Fiction / Opinion

An Exciting Novel With Sex, Drugs, & Rock N’ Roll

Photo Credit: Penguinrandomhouse.com

Daisy Jones & The Six, authored by Taylor Jenkins Reid is a historical fiction novel that drops the reader right into the 1960’s and 70’s, during a rock band’s rise to superstardom as well as its mercurial end.  Loosely based on the album Rumours by Fleetwood Mac, the interview style story is composed of multiple different narratives given by former band members, including those closest to them.

The fictional biography, narrated by the characters themselves, follows Daisy Jones, the young and extremely talented singer-songwriter as she joins the rising band, The Six.  The free-spirited beauty owned the Sunset Strip as a teenager giving her the experience and stage presence that was needed to be the perfect addition to the group.  The undeniable chemistry between her and lead singer Billy Dunne was the main reason for their heightened success and hasty breakup.  The novel also centers on Billy, a recovering addict and family man navigating fame and rock n’ roll while trying to stay sober and loyal to his wife Camila, and their three daughters.

“Beautifully layered and complex…Daisy and the band captured my heart and they’re sure to capture yours too,” stated Reese Witherspoon, who picked this as March 2019 book of choice for Reese’s Book Club and has plans of turning the novel into a limited tv series with Amazon.

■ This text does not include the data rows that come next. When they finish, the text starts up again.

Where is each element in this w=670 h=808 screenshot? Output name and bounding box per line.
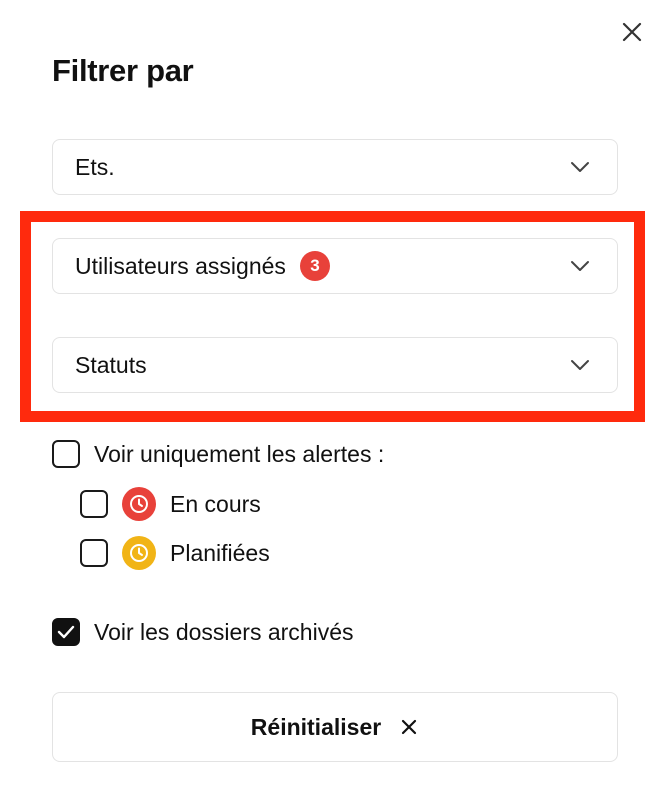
only-alerts-label: Voir uniquement les alertes : (94, 440, 385, 467)
assigned-users-select-label: Utilisateurs assignés (75, 252, 286, 279)
reset-button-label: Réinitialiser (250, 713, 382, 740)
alert-in-progress-checkbox[interactable] (80, 490, 108, 518)
alert-planned-label: Planifiées (170, 539, 270, 566)
chevron-down-icon (569, 354, 591, 376)
only-alerts-option[interactable]: Voir uniquement les alertes : (52, 440, 384, 468)
alert-in-progress-label: En cours (170, 490, 261, 517)
establishment-select-label: Ets. (75, 153, 115, 180)
close-icon (622, 22, 642, 42)
archived-folders-checkbox[interactable] (52, 618, 80, 646)
clock-icon (122, 536, 156, 570)
archived-folders-label: Voir les dossiers archivés (94, 618, 354, 645)
selection-count-badge: 3 (299, 251, 330, 281)
alert-planned-checkbox[interactable] (80, 539, 108, 567)
close-button[interactable] (620, 20, 644, 44)
chevron-down-icon (569, 255, 591, 277)
establishment-select[interactable]: Ets. (52, 139, 618, 195)
archived-folders-option[interactable]: Voir les dossiers archivés (52, 618, 354, 646)
alert-in-progress-option[interactable]: En cours (80, 487, 261, 521)
clock-icon (122, 487, 156, 521)
reset-button[interactable]: Réinitialiser (52, 692, 618, 762)
statuses-select[interactable]: Statuts (52, 337, 618, 393)
dialog-title: Filtrer par (52, 53, 194, 88)
assigned-users-select[interactable]: Utilisateurs assignés 3 (52, 238, 618, 294)
checkmark-icon (57, 625, 75, 639)
chevron-down-icon (569, 156, 591, 178)
close-icon (399, 717, 419, 737)
only-alerts-checkbox[interactable] (52, 440, 80, 468)
statuses-select-label: Statuts (75, 351, 147, 378)
alert-planned-option[interactable]: Planifiées (80, 536, 270, 570)
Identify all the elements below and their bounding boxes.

The easy flow of the novel makes it an enjoyable read.  The dialogue and interview style allows the reader to establish a sense of character early on in the novel.  You meet many different personalities throughout and get a sense that you know most, if not all characters on an intimate level.  The reader sees all angles, from many different points of view, through a “fly on the wall” approach to the inner workings of what it means to be a rock star in the 1970’s. It’s fun getting perspectives of situations that most of the former band members are still oblivious to.

Daisy Jones & The Six, however does spend a lot of time establishing characters and less time getting to the drama that has made every reader fall in love with the book.  The novel, resting at just 330 pages, makes me wish it were longer.  What happens to each member of the band in the years between their breakup and these series of interviews?

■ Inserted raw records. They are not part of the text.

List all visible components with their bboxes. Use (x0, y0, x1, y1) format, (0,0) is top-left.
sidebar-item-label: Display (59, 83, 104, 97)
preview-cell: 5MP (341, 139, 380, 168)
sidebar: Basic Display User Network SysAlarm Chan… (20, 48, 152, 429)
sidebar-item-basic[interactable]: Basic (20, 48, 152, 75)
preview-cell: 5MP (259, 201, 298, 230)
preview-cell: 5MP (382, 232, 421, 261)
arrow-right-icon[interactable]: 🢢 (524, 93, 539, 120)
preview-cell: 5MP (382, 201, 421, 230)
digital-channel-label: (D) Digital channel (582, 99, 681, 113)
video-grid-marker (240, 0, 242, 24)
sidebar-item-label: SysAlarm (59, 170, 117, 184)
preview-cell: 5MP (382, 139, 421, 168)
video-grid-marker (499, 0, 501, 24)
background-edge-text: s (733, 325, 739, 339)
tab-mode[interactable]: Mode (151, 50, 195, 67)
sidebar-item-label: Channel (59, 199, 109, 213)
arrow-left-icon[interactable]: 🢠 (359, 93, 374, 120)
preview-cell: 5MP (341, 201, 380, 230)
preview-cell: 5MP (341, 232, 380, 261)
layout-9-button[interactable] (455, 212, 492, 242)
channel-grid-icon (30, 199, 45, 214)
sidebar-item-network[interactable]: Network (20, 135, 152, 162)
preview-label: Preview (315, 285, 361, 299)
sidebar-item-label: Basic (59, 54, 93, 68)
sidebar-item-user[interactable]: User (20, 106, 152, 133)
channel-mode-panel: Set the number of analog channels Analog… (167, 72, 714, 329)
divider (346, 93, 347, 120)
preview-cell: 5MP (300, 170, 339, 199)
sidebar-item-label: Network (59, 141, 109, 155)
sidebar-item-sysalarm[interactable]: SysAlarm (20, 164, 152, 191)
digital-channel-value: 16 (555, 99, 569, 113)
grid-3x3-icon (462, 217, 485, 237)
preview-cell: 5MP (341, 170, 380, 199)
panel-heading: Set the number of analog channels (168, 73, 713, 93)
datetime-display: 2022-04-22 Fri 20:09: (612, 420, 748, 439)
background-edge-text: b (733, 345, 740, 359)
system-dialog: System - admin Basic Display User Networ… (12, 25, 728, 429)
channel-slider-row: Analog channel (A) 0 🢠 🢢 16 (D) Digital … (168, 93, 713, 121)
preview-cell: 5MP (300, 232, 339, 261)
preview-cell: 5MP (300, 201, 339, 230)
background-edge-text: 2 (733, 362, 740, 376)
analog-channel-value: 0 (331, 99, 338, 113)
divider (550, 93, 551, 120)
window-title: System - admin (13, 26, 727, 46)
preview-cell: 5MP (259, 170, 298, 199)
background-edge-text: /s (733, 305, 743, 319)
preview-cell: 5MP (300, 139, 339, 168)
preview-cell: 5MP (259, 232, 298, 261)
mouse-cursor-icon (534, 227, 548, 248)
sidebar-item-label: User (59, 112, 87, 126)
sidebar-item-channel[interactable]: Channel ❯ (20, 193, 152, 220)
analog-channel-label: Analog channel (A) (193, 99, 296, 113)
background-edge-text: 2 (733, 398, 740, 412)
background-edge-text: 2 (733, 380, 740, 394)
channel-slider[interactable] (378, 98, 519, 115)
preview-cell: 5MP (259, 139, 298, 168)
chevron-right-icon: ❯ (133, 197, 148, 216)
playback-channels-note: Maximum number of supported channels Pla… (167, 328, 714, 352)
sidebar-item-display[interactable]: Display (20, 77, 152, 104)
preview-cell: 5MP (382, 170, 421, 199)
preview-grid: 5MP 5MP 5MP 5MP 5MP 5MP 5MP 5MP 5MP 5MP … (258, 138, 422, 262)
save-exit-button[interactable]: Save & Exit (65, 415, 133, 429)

Even though the band was on their way to rock n’ roll superstardom, their own personal demons with themselves, as well as with each other, ultimately caused their downfall.  Towards the end of the novel, it is revealed that the individual conducting the interviews is actually Billy and Camila’s first daughter Julia, giving the reader a final surprise before the emotional ending.

“A love story…not only of Daisy and Billy’s will-they-won’t-they relationship, but also in the sentimental appreciation for the era,” wrote The New York Times.  Thus, causing me to give this book a rating of a 9 out of 10; it leaves the reader wanting more.